After the Chancellor’s dramatic intervention, Keir Starmer’s party has lost its only clear dividing lines with the Conservatives.

By Andrew Marr

Cynical politics? Certainly. Rishi Sunak’s £15bn package of support for families struggling with fuel and food bills, funded in part by a 25 per cent windfall tax on the energy companies, was beautifully timed to divert attention away from Boris Johnson’s little local difficulty with Sue Gray yesterday (25 May). No wonder Giant Haystacks was looking so happy on the Treasury bench by Thursday lunchtime.

For Sunak, the embarrassment of having to steal a popular and sensible Labour policy was only evident in his refusal to use the phrase windfall tax. It wasn’t really the opposition’s blunt weapon, he claimed, but a different kind of tax entirely. Rachel Reeves, the shadow chancellor, quite rightly had fun mocking that. It was a bit like painting a white spot on your cat and calling it a dog.

But the bigger problem is now Labour’s. In a matter of minutes it lost the only truly sizeable, widely understood and popular policy that currently divides the party from the Tories. Worse still, the Conservative offer appears to be almost twice as generous as the opposition’s previous one. In the context of the cost of state support during the Covid-19 pandemic, this new initiative is truly big. It includes slightly more than £10bn of additional – if temporary – borrowing.

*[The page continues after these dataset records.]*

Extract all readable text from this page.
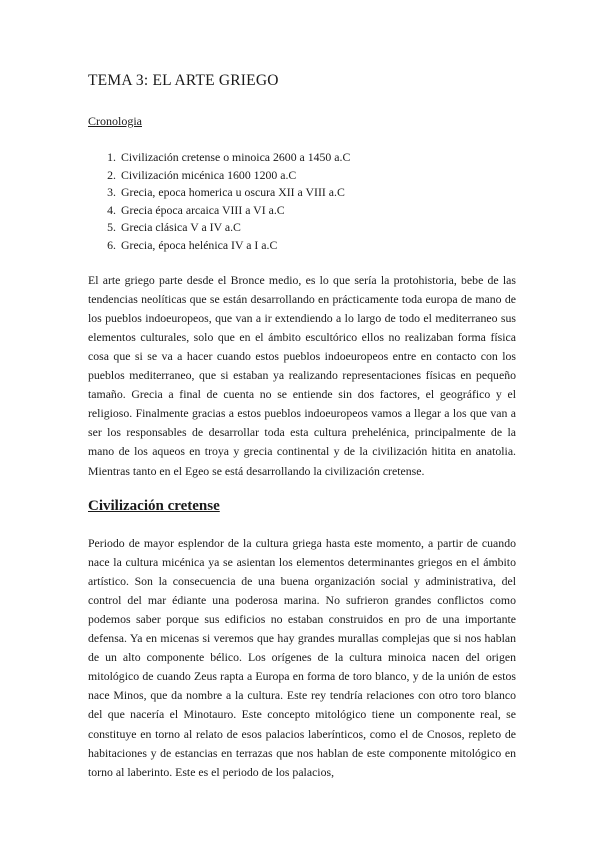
TEMA 3: EL ARTE GRIEGO
Cronologia
1. Civilización cretense o minoica 2600 a 1450 a.C
2. Civilización micénica 1600 1200 a.C
3. Grecia, epoca homerica u oscura XII a VIII a.C
4. Grecia época arcaica VIII a VI a.C
5. Grecia clásica V a IV a.C
6. Grecia, época helénica IV a I a.C

El arte griego parte desde el Bronce medio, es lo que sería la protohistoria, bebe de las tendencias neolíticas que se están desarrollando en prácticamente toda europa de mano de los pueblos indoeuropeos, que van a ir extendiendo a lo largo de todo el mediterraneo sus elementos culturales, solo que en el ámbito escultórico ellos no realizaban forma física cosa que si se va a hacer cuando estos pueblos indoeuropeos entre en contacto con los pueblos mediterraneo, que si estaban ya realizando representaciones físicas en pequeño tamaño. Grecia a final de cuenta no se entiende sin dos factores, el geográfico y el religioso. Finalmente gracias a estos pueblos indoeuropeos vamos a llegar a los que van a ser los responsables de desarrollar toda esta cultura prehelénica, principalmente de la mano de los aqueos en troya y grecia continental y de la civilización hitita en anatolia. Mientras tanto en el Egeo se está desarrollando la civilización cretense.

Civilización cretense

Periodo de mayor esplendor de la cultura griega hasta este momento, a partir de cuando nace la cultura micénica ya se asientan los elementos determinantes griegos en el ámbito artístico. Son la consecuencia de una buena organización social y administrativa, del control del mar édiante una poderosa marina. No sufrieron grandes conflictos como podemos saber porque sus edificios no estaban construidos en pro de una importante defensa. Ya en micenas si veremos que hay grandes murallas complejas que si nos hablan de un alto componente bélico. Los orígenes de la cultura minoica nacen del origen mitológico de cuando Zeus rapta a Europa en forma de toro blanco, y de la unión de estos nace Minos, que da nombre a la cultura. Este rey tendría relaciones con otro toro blanco del que nacería el Minotauro. Este concepto mitológico tiene un componente real, se constituye en torno al relato de esos palacios laberínticos, como el de Cnosos, repleto de habitaciones y de estancias en terrazas que nos hablan de este componente mitológico en torno al laberinto. Este es el periodo de los palacios,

It will be noticed. Eight million households on benefits will get £650 paid directly into their bank accounts, and at least £1,200 in total additional support. Pensioners that receive winter fuel payment will get an extra £300, alongside the return of the triple lock to all state pensioners, while the disabled get an additional £150.  

Sunak said again and again that no government could help everybody completely, and many people will still be struggling and worried as their energy bills rise by around another £800 in October. But this was an initiative big enough to leave the Tory right fearful of its inflationary implications and the ever-rising tax burden. “Throwing red meat to socialists,” huffed the aristocratic Tory landowner Richard Drax MP.

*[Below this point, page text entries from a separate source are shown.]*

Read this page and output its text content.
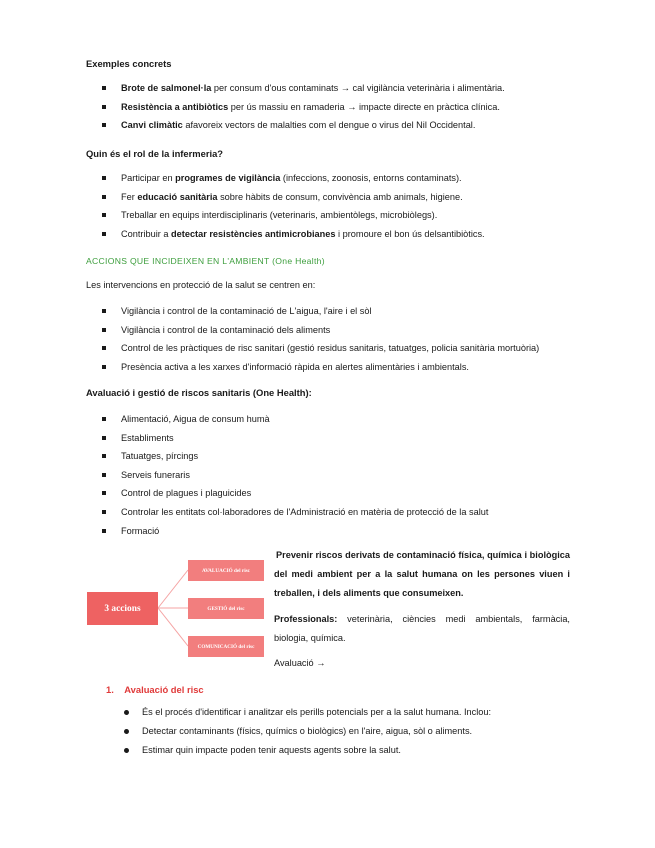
Exemples concrets
Brote de salmonel·la per consum d'ous contaminats → cal vigilància veterinària i alimentària.
Resistència a antibiòtics per ús massiu en ramaderia → impacte directe en pràctica clínica.
Canvi climàtic afavoreix vectors de malalties com el dengue o virus del Nil Occidental.
Quin és el rol de la infermeria?
Participar en programes de vigilància (infeccions, zoonosis, entorns contaminats).
Fer educació sanitària sobre hàbits de consum, convivència amb animals, higiene.
Treballar en equips interdisciplinaris (veterinaris, ambientòlegs, microbiòlegs).
Contribuir a detectar resistències antimicrobianes i promoure el bon ús delsantibiòtics.
ACCIONS QUE INCIDEIXEN EN L'AMBIENT (One Health)
Les intervencions en protecció de la salut se centren en:
Vigilància i control de la contaminació de L'aigua, l'aire i el sòl
Vigilància i control de la contaminació dels aliments
Control de les pràctiques de risc sanitari (gestió residus sanitaris, tatuatges, policia sanitària mortuòria)
Presència activa a les xarxes d'informació ràpida en alertes alimentàries i ambientals.
Avaluació i gestió de riscos sanitaris (One Health):
Alimentació, Aigua de consum humà
Establiments
Tatuatges, pírcings
Serveis funeraris
Control de plagues i plaguicides
Controlar les entitats col·laboradores de l'Administració en matèria de protecció de la salut
Formació
3 accions
AVALUACIÓ del risc
GESTIÓ del risc
COMUNICACIÓ del risc
Prevenir riscos derivats de contaminació física, química i biològica del medi ambient per a la salut humana on les persones viuen i treballen, i dels aliments que consumeixen.
Professionals: veterinària, ciències medi ambientals, farmàcia, biologia, química.
Avaluació →
1. Avaluació del risc
És el procés d'identificar i analitzar els perills potencials per a la salut humana. Inclou:
Detectar contaminants (físics, químics o biològics) en l'aire, aigua, sòl o aliments.
Estimar quin impacte poden tenir aquests agents sobre la salut.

For my part, I was reminded of the saying by the Irish writer Joyce Cary: that the only good government is a bad government in a hell of a fright. (A necessarily complicated sentence follows – forgive me.) If there is any truth in the suspicion that the imminence of the report into No 10 lockdown parties provoked someone to suggest to Ofgem that it suddenly announce the likelihood of a further 40 per cent increase in energy bills this October, thereby forcing Sunak’s statement this week, then families up and down the land should raise a glass to Sue Gray.

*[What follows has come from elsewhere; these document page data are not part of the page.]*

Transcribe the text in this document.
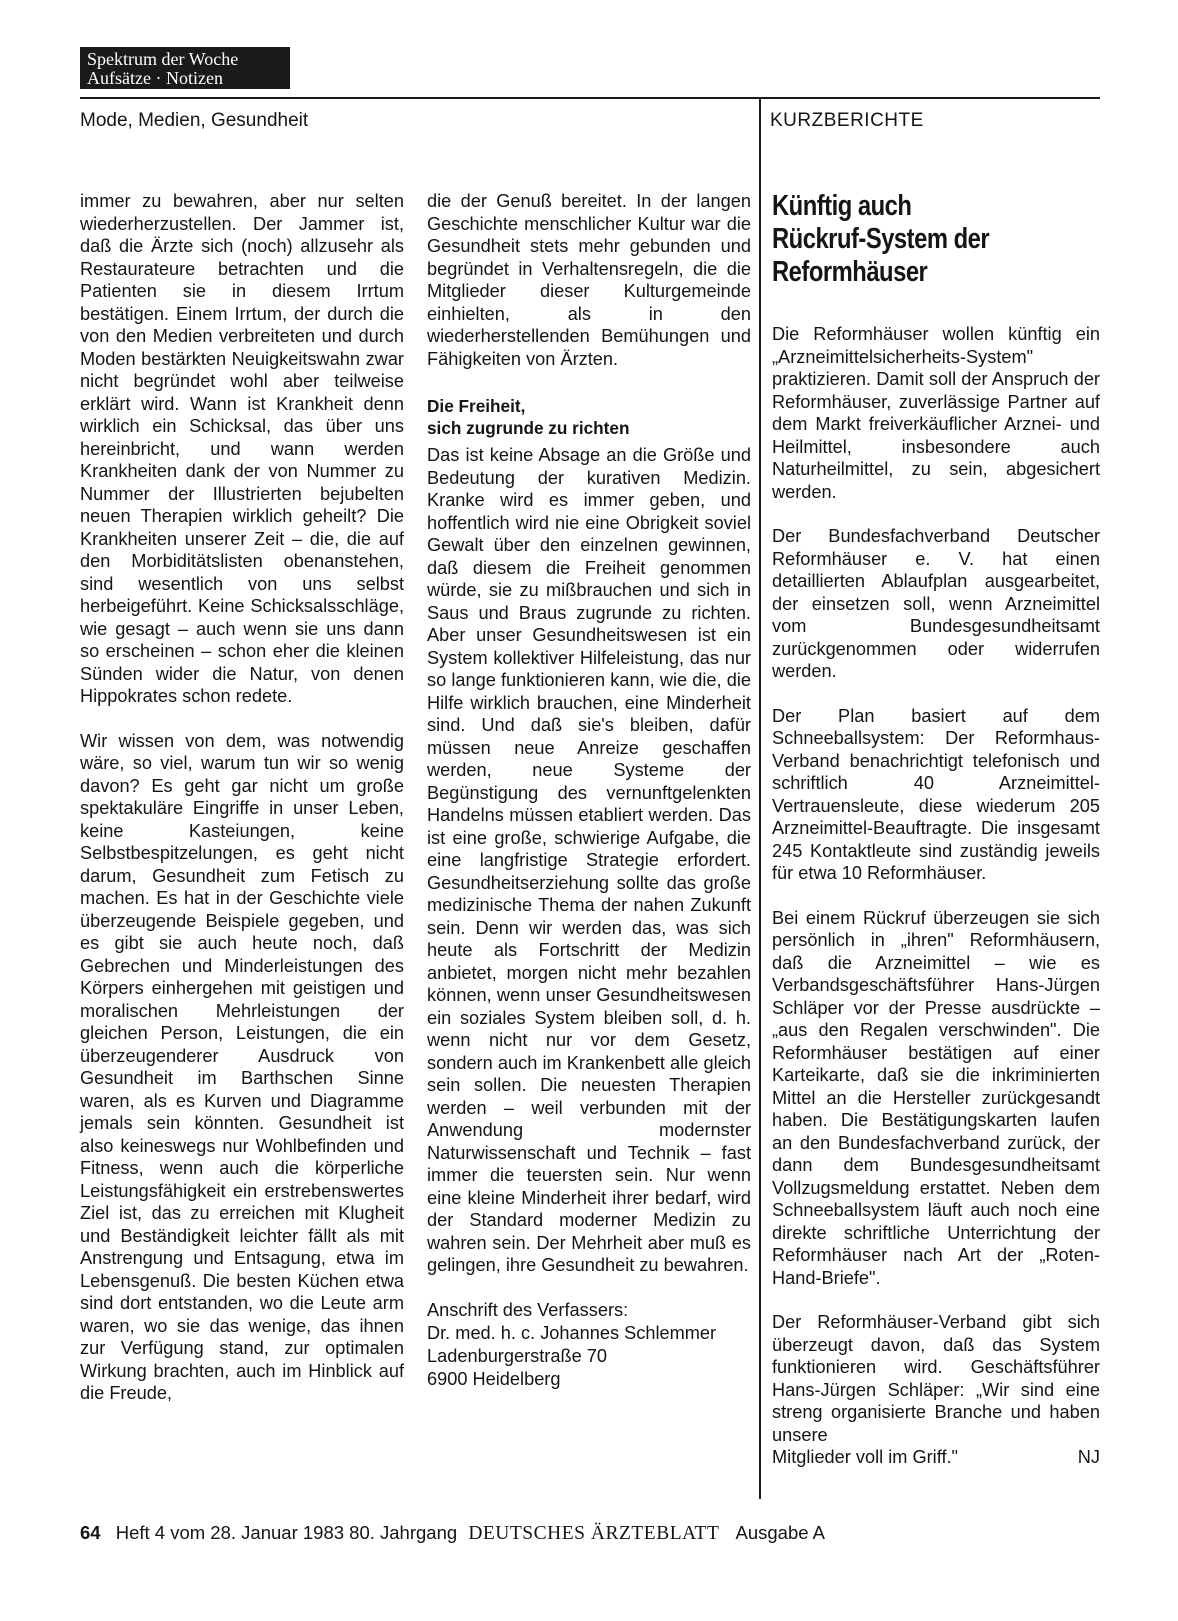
Spektrum der Woche
Aufsätze · Notizen
Mode, Medien, Gesundheit	KURZBERICHTE

immer zu bewahren, aber nur selten wiederherzustellen. Der Jammer ist, daß die Ärzte sich (noch) allzusehr als Restaurateure betrachten und die Patienten sie in diesem Irrtum bestätigen. Einem Irrtum, der durch die von den Medien verbreiteten und durch Moden bestärkten Neuigkeitswahn zwar nicht begründet wohl aber teilweise erklärt wird. Wann ist Krankheit denn wirklich ein Schicksal, das über uns hereinbricht, und wann werden Krankheiten dank der von Nummer zu Nummer der Illustrierten bejubelten neuen Therapien wirklich geheilt? Die Krankheiten unserer Zeit – die, die auf den Morbiditätslisten obenanstehen, sind wesentlich von uns selbst herbeigeführt. Keine Schicksalsschläge, wie gesagt – auch wenn sie uns dann so erscheinen – schon eher die kleinen Sünden wider die Natur, von denen Hippokrates schon redete.

Wir wissen von dem, was notwendig wäre, so viel, warum tun wir so wenig davon? Es geht gar nicht um große spektakuläre Eingriffe in unser Leben, keine Kasteiungen, keine Selbstbespitzelungen, es geht nicht darum, Gesundheit zum Fetisch zu machen. Es hat in der Geschichte viele überzeugende Beispiele gegeben, und es gibt sie auch heute noch, daß Gebrechen und Minderleistungen des Körpers einhergehen mit geistigen und moralischen Mehrleistungen der gleichen Person, Leistungen, die ein überzeugenderer Ausdruck von Gesundheit im Barthschen Sinne waren, als es Kurven und Diagramme jemals sein könnten. Gesundheit ist also keineswegs nur Wohlbefinden und Fitness, wenn auch die körperliche Leistungsfähigkeit ein erstrebenswertes Ziel ist, das zu erreichen mit Klugheit und Beständigkeit leichter fällt als mit Anstrengung und Entsagung, etwa im Lebensgenuß. Die besten Küchen etwa sind dort entstanden, wo die Leute arm waren, wo sie das wenige, das ihnen zur Verfügung stand, zur optimalen Wirkung brachten, auch im Hinblick auf die Freude,

die der Genuß bereitet. In der langen Geschichte menschlicher Kultur war die Gesundheit stets mehr gebunden und begründet in Verhaltensregeln, die die Mitglieder dieser Kulturgemeinde einhielten, als in den wiederherstellenden Bemühungen und Fähigkeiten von Ärzten.

Die Freiheit,
sich zugrunde zu richten

Das ist keine Absage an die Größe und Bedeutung der kurativen Medizin. Kranke wird es immer geben, und hoffentlich wird nie eine Obrigkeit soviel Gewalt über den einzelnen gewinnen, daß diesem die Freiheit genommen würde, sie zu mißbrauchen und sich in Saus und Braus zugrunde zu richten. Aber unser Gesundheitswesen ist ein System kollektiver Hilfeleistung, das nur so lange funktionieren kann, wie die, die Hilfe wirklich brauchen, eine Minderheit sind. Und daß sie's bleiben, dafür müssen neue Anreize geschaffen werden, neue Systeme der Begünstigung des vernunftgelenkten Handelns müssen etabliert werden. Das ist eine große, schwierige Aufgabe, die eine langfristige Strategie erfordert. Gesundheitserziehung sollte das große medizinische Thema der nahen Zukunft sein. Denn wir werden das, was sich heute als Fortschritt der Medizin anbietet, morgen nicht mehr bezahlen können, wenn unser Gesundheitswesen ein soziales System bleiben soll, d. h. wenn nicht nur vor dem Gesetz, sondern auch im Krankenbett alle gleich sein sollen. Die neuesten Therapien werden – weil verbunden mit der Anwendung modernster Naturwissenschaft und Technik – fast immer die teuersten sein. Nur wenn eine kleine Minderheit ihrer bedarf, wird der Standard moderner Medizin zu wahren sein. Der Mehrheit aber muß es gelingen, ihre Gesundheit zu bewahren.

Anschrift des Verfassers:
Dr. med. h. c. Johannes Schlemmer
Ladenburgerstraße 70
6900 Heidelberg
Künftig auch
Rückruf-System der
Reformhäuser

Die Reformhäuser wollen künftig ein „Arzneimittelsicherheits-System" praktizieren. Damit soll der Anspruch der Reformhäuser, zuverlässige Partner auf dem Markt freiverkäuflicher Arznei- und Heilmittel, insbesondere auch Naturheilmittel, zu sein, abgesichert werden.

Der Bundesfachverband Deutscher Reformhäuser e. V. hat einen detaillierten Ablaufplan ausgearbeitet, der einsetzen soll, wenn Arzneimittel vom Bundesgesundheitsamt zurückgenommen oder widerrufen werden.

Der Plan basiert auf dem Schneeballsystem: Der Reformhaus-Verband benachrichtigt telefonisch und schriftlich 40 Arzneimittel-Vertrauensleute, diese wiederum 205 Arzneimittel-Beauftragte. Die insgesamt 245 Kontaktleute sind zuständig jeweils für etwa 10 Reformhäuser.

Bei einem Rückruf überzeugen sie sich persönlich in „ihren" Reformhäusern, daß die Arzneimittel – wie es Verbandsgeschäftsführer Hans-Jürgen Schläper vor der Presse ausdrückte – „aus den Regalen verschwinden". Die Reformhäuser bestätigen auf einer Karteikarte, daß sie die inkriminierten Mittel an die Hersteller zurückgesandt haben. Die Bestätigungskarten laufen an den Bundesfachverband zurück, der dann dem Bundesgesundheitsamt Vollzugsmeldung erstattet. Neben dem Schneeballsystem läuft auch noch eine direkte schriftliche Unterrichtung der Reformhäuser nach Art der „Roten-Hand-Briefe".

Der Reformhäuser-Verband gibt sich überzeugt davon, daß das System funktionieren wird. Geschäftsführer Hans-Jürgen Schläper: „Wir sind eine streng organisierte Branche und haben unsere

Mitglieder voll im Griff."	NJ
64 Heft 4 vom 28. Januar 1983 80. Jahrgang DEUTSCHES ÄRZTEBLATT Ausgabe A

Ouch. It takes a horribly suspicious mind to imagine such a convoluted conspiracy. But sad to say, the atmosphere of Westminster politics in 2022 makes thinking like that almost a job requirement in SW1. We must, however, be wary of calling for urgent help for struggling families and then refusing to take “yes” for an answer. Whatever the crabbed origins of this dramatic policy swerve by the government – which does much to compensate for the political and social failure of the Spring Statement – Mr Sunak has done the right thing.